A certificate gets created for a specific domain. This host has several domains. If I need to create a certificate, do I just pick one of them?

bathory · 04-03-2020, 03:55 AM

Hi,

Quote:

This time, I did not get the "Temporary AUTH failure", but the messages doesn't deliver. It retried 25 minutes later with the same log results.

port 587, as I understand it, is for TLS. This host does not have a TLS certificate. Before I go off and create one, would that be the problem with getting the "Deferred"?

A certificate gets created for a specific domain. This host has several domains. If I need to create a certificate, do I just pick one of them?
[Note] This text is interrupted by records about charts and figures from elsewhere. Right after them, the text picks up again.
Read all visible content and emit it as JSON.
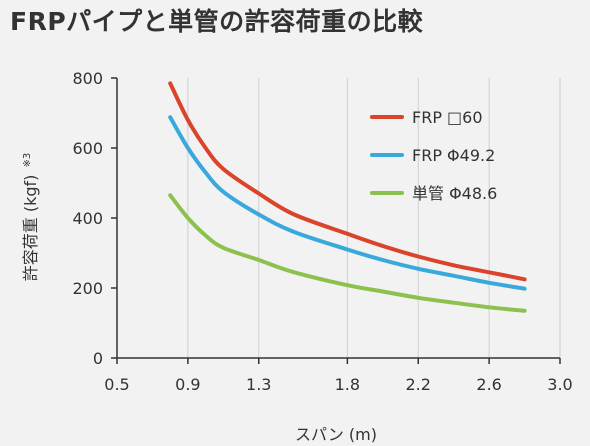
{
  "title": "FRPパイプと単管の許容荷重の比較",
  "chart_data": {
    "type": "line",
    "xlabel": "スパン (m)",
    "ylabel": "許容荷重 (kgf)",
    "ylabel_note": "※3",
    "xlim": [
      0.5,
      3.0
    ],
    "ylim": [
      0,
      800
    ],
    "x_ticks": [
      "0.5",
      "0.9",
      "1.3",
      "1.8",
      "2.2",
      "2.6",
      "3.0"
    ],
    "x_tick_values": [
      0.5,
      0.9,
      1.3,
      1.8,
      2.2,
      2.6,
      3.0
    ],
    "y_ticks": [
      "0",
      "200",
      "400",
      "600",
      "800"
    ],
    "y_tick_values": [
      0,
      200,
      400,
      600,
      800
    ],
    "grid": "vertical",
    "legend_position": "top-right",
    "x": [
      0.8,
      0.9,
      1.0,
      1.1,
      1.3,
      1.5,
      1.8,
      2.0,
      2.2,
      2.4,
      2.6,
      2.8
    ],
    "series": [
      {
        "name": "FRP □60",
        "color": "#d9442a",
        "values": [
          785,
          680,
          600,
          540,
          470,
          410,
          355,
          320,
          290,
          265,
          245,
          225
        ]
      },
      {
        "name": "FRP Φ49.2",
        "color": "#39a9dc",
        "values": [
          688,
          600,
          530,
          475,
          410,
          360,
          310,
          280,
          255,
          235,
          215,
          198
        ]
      },
      {
        "name": "単管 Φ48.6",
        "color": "#8cc14f",
        "values": [
          465,
          400,
          350,
          315,
          280,
          245,
          208,
          190,
          172,
          158,
          145,
          135
        ]
      }
    ]
  }
}
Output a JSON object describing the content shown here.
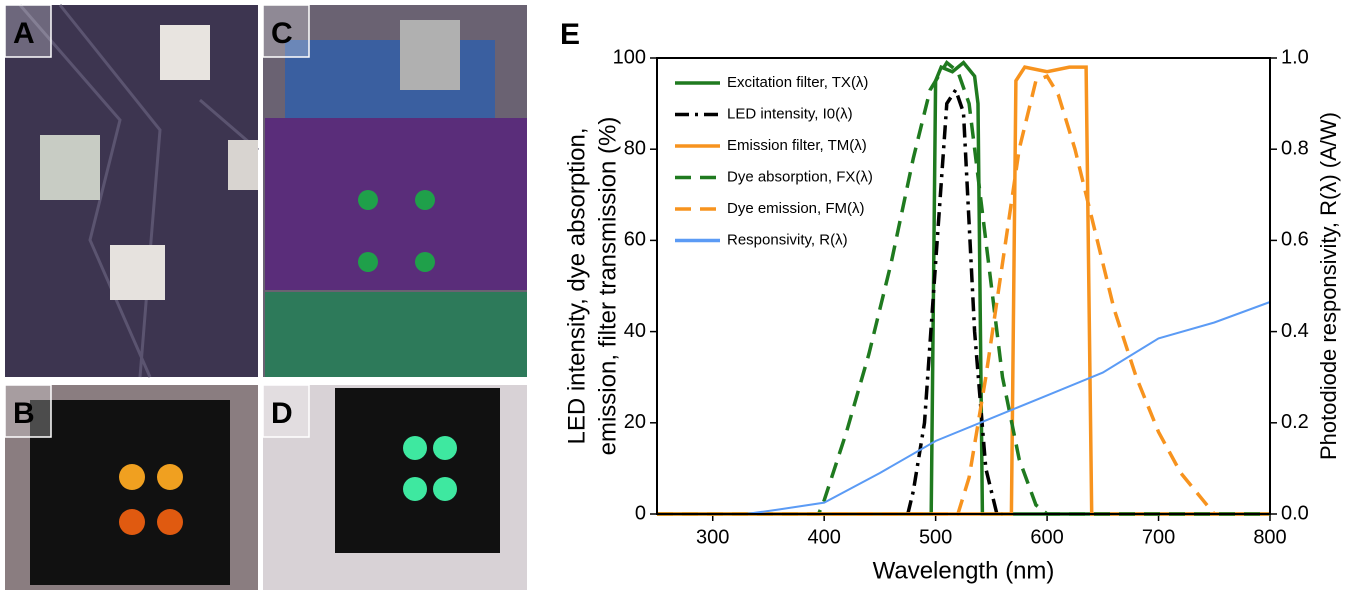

I guess you need to contact their support for specific help.
My advise to use the submission port (587), is because I use a similar setup using gmail as smarthost

BTW looking again your /etc/mail/authinfo and that of the gmail setup, I think you should use something like:

Code:

AuthInfo:smtp.sendgrid.net "U:root" "I:myapikey" "P:mypw"

mfoley · 04-03-2020, 06:14 PM

Quote:

Originally Posted by bathory

Hi,

I guess you need to contact their support for specific help.
My advise to use the submission port (587), is because I use a similar setup using gmail as smarthost

BTW looking again your /etc/mail/authinfo and that of the gmail setup, I think you should use something like:

Code:

AuthInfo:smtp.sendgrid.net "U:root" "I:myapikey" "P:mypw"

Tried your suggested AuthInfo config. Didn't work, but did return the "Temporary AUTH failure" much quicker!

I do have a ticket in, but nothing back from them yet. There is no support forum, or tech support email contact. You have to call sales!

scasey · 04-03-2020, 06:39 PM

This SendGrid page seems fairly comprehensive.
Oops. My bad. That link is for postfix, not sendmail. Bathory posted the relevant page in #2.
Sorry...

mfoley · 04-16-2020, 10:51 AM

I got some feedback from sendGrid tech support. Their setup page was confusing. I had to enter an Id string whereupon it returns a password. I understood the Id string to be the 'apikey', to correspond to "yourusername" in the link referenced in #2, and to be the U: parameter in the AuthInfo, but no. The U: parameter is literally "apikey"! Once I used that, it worked. Dunno what the Id string is used for, or why their documentation says "yourusername". It's not "yourusername".